Augusto Cesar Sandino

Nacque nel 1895 in Nicaragua da un piccolo proprietario terriero. Emigrato in Messico venne a contatto, a Tampico, con i rivoluzionari popolari  e conobbe la resistenza nazionale all’imperialismo americano. Nel 1927 Sandino, tornato in patria, organizzava con un esercito iniziale di ventinove uomini la guerriglia contro i “gringos” che, con il sostegno dei latifondisti disponevano a piacimento del Nicaragua e delle sue risorse. Sandino sconfisse gli americani ed i governativi (costituzionalisti) a San Juan de Las Segovias. Tra il novembre di quell’anno ed il gennaio successivo Sandino affronta gli invasori ed i costituzionalisti per ben cinque volte.
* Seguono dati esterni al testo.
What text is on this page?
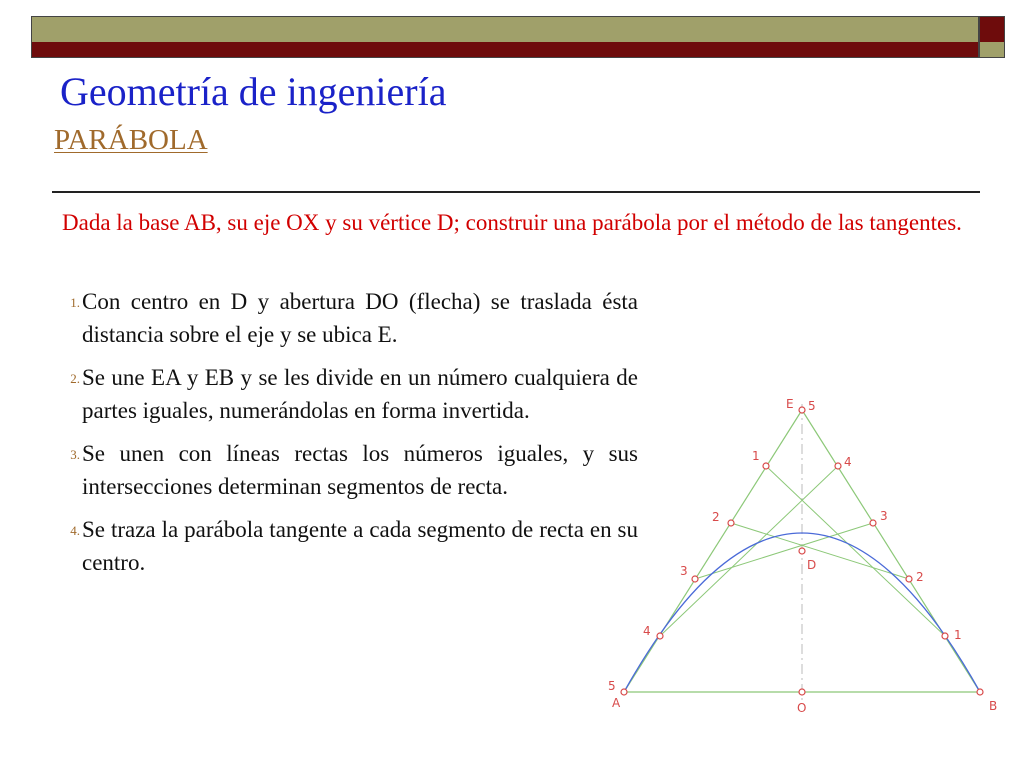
Geometría de ingeniería
PARÁBOLA
Dada la base AB, su eje OX y su vértice D; construir una parábola por el método de las tangentes.
1. Con centro en D y abertura DO (flecha) se traslada ésta distancia sobre el eje y se ubica E.
2. Se une EA y EB y se les divide en un número cualquiera de partes iguales, numerándolas en forma invertida.
3. Se unen con líneas rectas los números iguales, y sus intersecciones determinan segmentos de recta.
4. Se traza la parábola tangente a cada segmento de recta en su centro.
E 5
1
2
3
4
4
3
2
1
D
5
A	O	B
Ad ogni vittoria il suo esercito scompare nei campi e nelle montagne secondo la tattica guerrigliera. Gli americani rispondevano con il terrore. Ad ogni nicaraguese maschio che incontrassero praticavano il taglio a gilet ovvero gli staccavano le braccia all’altezza delle spalle affinché non potessero impugnare armi. Il prestigio di Sandino fece accorrere intorno a lui vari rivoluzionari sociali e nazionalistici dell’America latina. Li accettò tutti tranne il rappresentante dell’Internazionale comunista che espulse. La guerra sandinista proseguì fino al 1932 allorquando, sconfitti, gli yankees decisero di partire. In febbraio, dunque, Sandino disarmava e consegnava le armi al nuovo governo. Allora, a sorpresa, venne catturato con uno stratagemma e fucilato a El Hormiguero per una macchinazione del capostipite dei Somoza che temeva il carisma e l’integrità del condottiero.